While most of these files/directories (when inside a users home directory) contain configuration information for the users environment (desktop, applications), those configurations will all be there after your install. And they will be used when you start the (new versions) of those desktop and applications. For better or for worse. Most for better. When new versions of those files differ from old versions (and the version jump you make is not to big) the new version of the appplication will most probably convert the file on first start.

But because it is allways probable that some of this goes wrong (everybody has his own unique combination and bugs are a known phenomenon), the advice was allready that you make a backup of that file system before starting all this. When things become a mess, you can allways fall back to it, or compare the old with the new files. etc.

Thanks to all of you for replies.

You are welcome.

I reread your thread and your post count now being five, the start of this thread must have been your first post. And all (inclusing me) forgot to say welcome to you.
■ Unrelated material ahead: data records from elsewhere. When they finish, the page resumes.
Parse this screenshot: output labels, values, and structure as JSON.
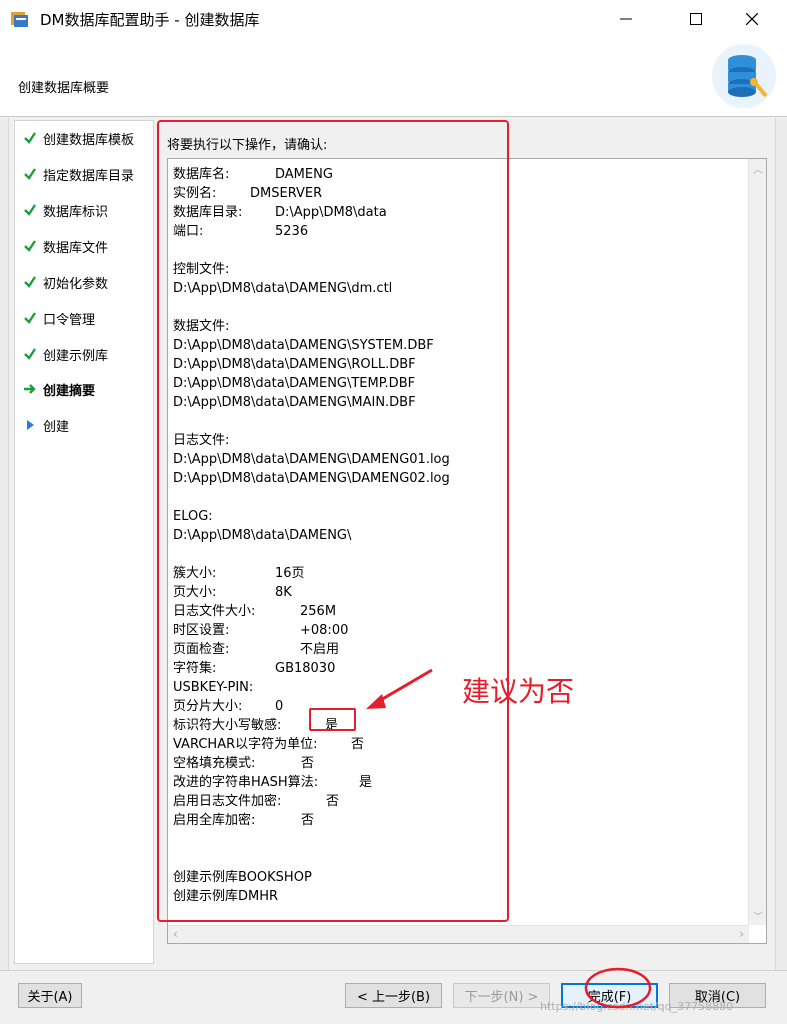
{
  "window": {
    "title": "DM数据库配置助手 - 创建数据库",
    "header_label": "创建数据库概要"
  },
  "steps": [
    {
      "label": "创建数据库模板",
      "state": "done"
    },
    {
      "label": "指定数据库目录",
      "state": "done"
    },
    {
      "label": "数据库标识",
      "state": "done"
    },
    {
      "label": "数据库文件",
      "state": "done"
    },
    {
      "label": "初始化参数",
      "state": "done"
    },
    {
      "label": "口令管理",
      "state": "done"
    },
    {
      "label": "创建示例库",
      "state": "done"
    },
    {
      "label": "创建摘要",
      "state": "current"
    },
    {
      "label": "创建",
      "state": "pending"
    }
  ],
  "main": {
    "confirm_label": "将要执行以下操作，请确认:",
    "lines": [
      {
        "k": "数据库名:",
        "v": "DAMENG"
      },
      {
        "k": "实例名:",
        "v": "DMSERVER"
      },
      {
        "k": "数据库目录:",
        "v": "D:\\App\\DM8\\data"
      },
      {
        "k": "端口:",
        "v": "5236"
      },
      {
        "k": "",
        "v": ""
      },
      {
        "k": "控制文件:",
        "v": ""
      },
      {
        "k": "D:\\App\\DM8\\data\\DAMENG\\dm.ctl",
        "v": ""
      },
      {
        "k": "",
        "v": ""
      },
      {
        "k": "数据文件:",
        "v": ""
      },
      {
        "k": "D:\\App\\DM8\\data\\DAMENG\\SYSTEM.DBF",
        "v": ""
      },
      {
        "k": "D:\\App\\DM8\\data\\DAMENG\\ROLL.DBF",
        "v": ""
      },
      {
        "k": "D:\\App\\DM8\\data\\DAMENG\\TEMP.DBF",
        "v": ""
      },
      {
        "k": "D:\\App\\DM8\\data\\DAMENG\\MAIN.DBF",
        "v": ""
      },
      {
        "k": "",
        "v": ""
      },
      {
        "k": "日志文件:",
        "v": ""
      },
      {
        "k": "D:\\App\\DM8\\data\\DAMENG\\DAMENG01.log",
        "v": ""
      },
      {
        "k": "D:\\App\\DM8\\data\\DAMENG\\DAMENG02.log",
        "v": ""
      },
      {
        "k": "",
        "v": ""
      },
      {
        "k": "ELOG:",
        "v": ""
      },
      {
        "k": "D:\\App\\DM8\\data\\DAMENG\\",
        "v": ""
      },
      {
        "k": "",
        "v": ""
      },
      {
        "k": "簇大小:",
        "v": "16页"
      },
      {
        "k": "页大小:",
        "v": "8K"
      },
      {
        "k": "日志文件大小:",
        "v": "256M"
      },
      {
        "k": "时区设置:",
        "v": "+08:00"
      },
      {
        "k": "页面检查:",
        "v": "不启用"
      },
      {
        "k": "字符集:",
        "v": "GB18030"
      },
      {
        "k": "USBKEY-PIN:",
        "v": ""
      },
      {
        "k": "页分片大小:",
        "v": "0"
      },
      {
        "k": "标识符大小写敏感:",
        "v": "是"
      },
      {
        "k": "VARCHAR以字符为单位:",
        "v": "否"
      },
      {
        "k": "空格填充模式:",
        "v": "否"
      },
      {
        "k": "改进的字符串HASH算法:",
        "v": "是"
      },
      {
        "k": "启用日志文件加密:",
        "v": "否"
      },
      {
        "k": "启用全库加密:",
        "v": "否"
      },
      {
        "k": "",
        "v": ""
      },
      {
        "k": "",
        "v": ""
      },
      {
        "k": "创建示例库BOOKSHOP",
        "v": ""
      },
      {
        "k": "创建示例库DMHR",
        "v": ""
      }
    ]
  },
  "buttons": {
    "about": "关于(A)",
    "prev": "< 上一步(B)",
    "next": "下一步(N) >",
    "finish": "完成(F)",
    "cancel": "取消(C)"
  },
  "annotation": {
    "note": "建议为否",
    "color": "#e41e2b"
  },
  "watermark": "https://blog.csdn.net/qq_37758880"
}
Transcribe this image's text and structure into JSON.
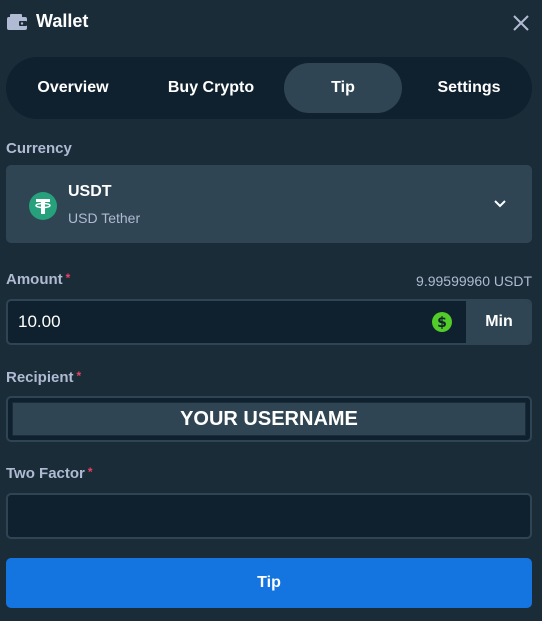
{
  "header": {
    "title": "Wallet",
    "icon": "wallet-icon",
    "close_icon": "close-icon"
  },
  "tabs": [
    {
      "label": "Overview",
      "active": false
    },
    {
      "label": "Buy Crypto",
      "active": false
    },
    {
      "label": "Tip",
      "active": true
    },
    {
      "label": "Settings",
      "active": false
    }
  ],
  "currency": {
    "label": "Currency",
    "code": "USDT",
    "name": "USD Tether",
    "coin_icon": "tether-icon",
    "coin_color": "#26a17b"
  },
  "amount": {
    "label": "Amount",
    "required_mark": "*",
    "balance": "9.99599960 USDT",
    "value": "10.00",
    "currency_icon": "dollar-coin-icon",
    "currency_icon_color": "#52cc29",
    "min_label": "Min"
  },
  "recipient": {
    "label": "Recipient",
    "required_mark": "*",
    "value": "YOUR USERNAME"
  },
  "two_factor": {
    "label": "Two Factor",
    "required_mark": "*",
    "value": ""
  },
  "submit": {
    "label": "Tip"
  },
  "colors": {
    "background": "#1a2c38",
    "panel": "#0f212e",
    "field": "#2f4553",
    "accent_blue": "#1475e1",
    "required_red": "#ed4163",
    "muted_text": "#b1bad3"
  }
}
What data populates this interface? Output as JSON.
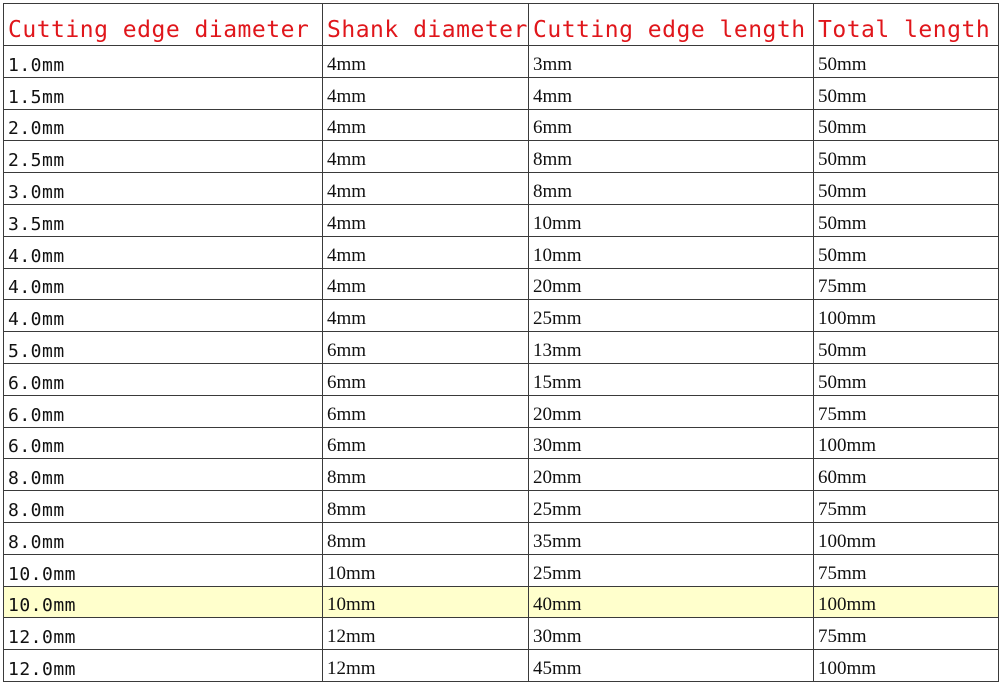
{
  "table": {
    "headers": [
      "Cutting edge diameter",
      "Shank diameter",
      "Cutting edge length",
      "Total length"
    ],
    "rows": [
      [
        "1.0mm",
        "4mm",
        "3mm",
        "50mm"
      ],
      [
        "1.5mm",
        "4mm",
        "4mm",
        "50mm"
      ],
      [
        "2.0mm",
        "4mm",
        "6mm",
        "50mm"
      ],
      [
        "2.5mm",
        "4mm",
        "8mm",
        "50mm"
      ],
      [
        "3.0mm",
        "4mm",
        "8mm",
        "50mm"
      ],
      [
        "3.5mm",
        "4mm",
        "10mm",
        "50mm"
      ],
      [
        "4.0mm",
        "4mm",
        "10mm",
        "50mm"
      ],
      [
        "4.0mm",
        "4mm",
        "20mm",
        "75mm"
      ],
      [
        "4.0mm",
        "4mm",
        "25mm",
        "100mm"
      ],
      [
        "5.0mm",
        "6mm",
        "13mm",
        "50mm"
      ],
      [
        "6.0mm",
        "6mm",
        "15mm",
        "50mm"
      ],
      [
        "6.0mm",
        "6mm",
        "20mm",
        "75mm"
      ],
      [
        "6.0mm",
        "6mm",
        "30mm",
        "100mm"
      ],
      [
        "8.0mm",
        "8mm",
        "20mm",
        "60mm"
      ],
      [
        "8.0mm",
        "8mm",
        "25mm",
        "75mm"
      ],
      [
        "8.0mm",
        "8mm",
        "35mm",
        "100mm"
      ],
      [
        "10.0mm",
        "10mm",
        "25mm",
        "75mm"
      ],
      [
        "10.0mm",
        "10mm",
        "40mm",
        "100mm"
      ],
      [
        "12.0mm",
        "12mm",
        "30mm",
        "75mm"
      ],
      [
        "12.0mm",
        "12mm",
        "45mm",
        "100mm"
      ]
    ],
    "highlighted_row": 17
  },
  "colors": {
    "header_text": "#e0161b",
    "cell_text": "#111111",
    "grid": "#3a3a3a",
    "highlight_fill": "#ffffcc"
  }
}
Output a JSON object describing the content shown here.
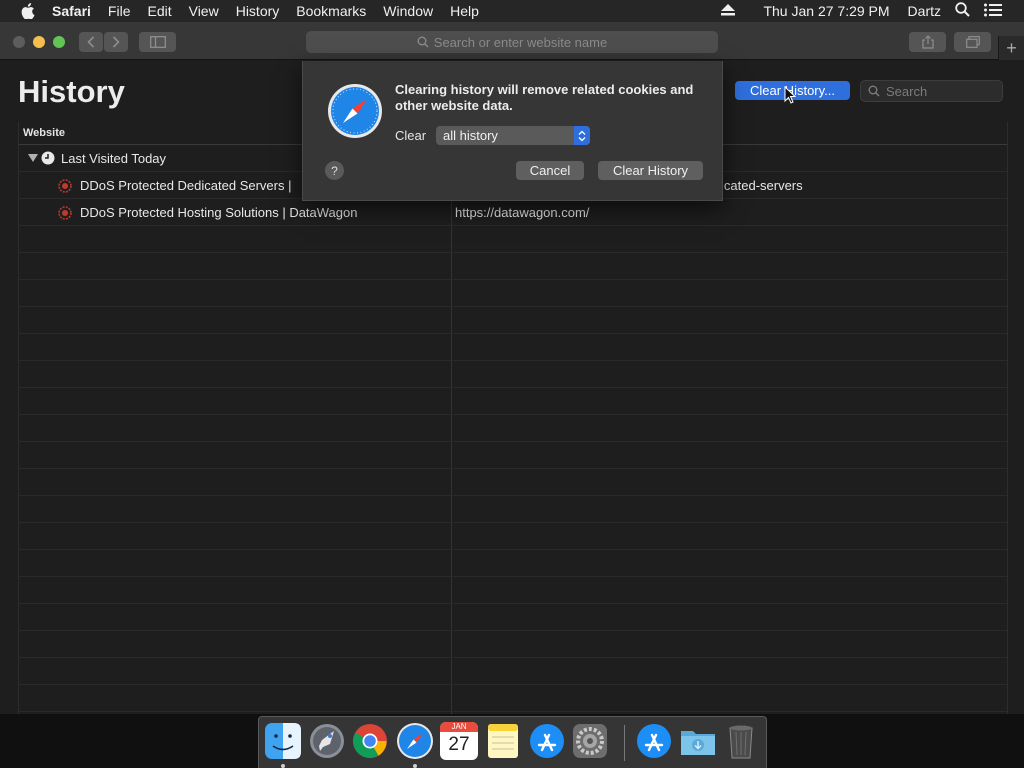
{
  "menubar": {
    "items": [
      "Safari",
      "File",
      "Edit",
      "View",
      "History",
      "Bookmarks",
      "Window",
      "Help"
    ],
    "datetime": "Thu Jan 27  7:29 PM",
    "user": "Dartz"
  },
  "toolbar": {
    "url_placeholder": "Search or enter website name"
  },
  "page": {
    "title": "History",
    "clear_history_button": "Clear History...",
    "search_placeholder": "Search"
  },
  "table": {
    "column_website": "Website",
    "group_label": "Last Visited Today",
    "rows": [
      {
        "title": "DDoS Protected Dedicated Servers |",
        "url": "icated-servers"
      },
      {
        "title": "DDoS Protected Hosting Solutions | DataWagon",
        "url": "https://datawagon.com/"
      }
    ]
  },
  "dialog": {
    "message": "Clearing history will remove related cookies and other website data.",
    "clear_label": "Clear",
    "clear_option": "all history",
    "help": "?",
    "cancel": "Cancel",
    "confirm": "Clear History"
  },
  "dock": {
    "calendar_month": "JAN",
    "calendar_day": "27"
  },
  "colors": {
    "accent": "#2f6fdd",
    "window_bg": "#1e1e1e",
    "toolbar_bg": "#373737",
    "dialog_bg": "#363636"
  }
}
Thus, WELCOME. Hope you enjoy openSUSE and do not hesitate to ask here. Better first asked that your system borked :wink:

On Mon, 03 Oct 2011 20:46:03 GMT, crankman
<crankman@no-mx.forums.opensuse.org> wrote:

>
>Hi!
>I want to install Opensuse with Gnome3 on my notebook.
>There are Ubuntu 10.10 and Windows 7 are installed on hard drive, and I
>want to replace Ubuntu by the new system.
>Ubuntu has such drives:
>3 Gb - Swap
>30 Gb - Root
>47 Gb - Home
>And Windows:
>80 Gb - C
>160 Gb - D
>0.105 Gb -Reserved space
>YasT installer has some plans for my drives, which are depicted on a
>image below.
>’[image: http://img52.imageshack.us/img52/9364/screenshotxp.th.png]’
>(http://imageshack.us/photo/my-images/52/screenshotxp.png/)
>
>How I can save my current disk partitioning?
>Home drive will be erased in any case?
>And what about a GRUB?
>Thank you.

As a matter of personal preference i never let the installer propose
partitioning. I just do it the way i want it. I know the choice is there
at install time, since i always use it.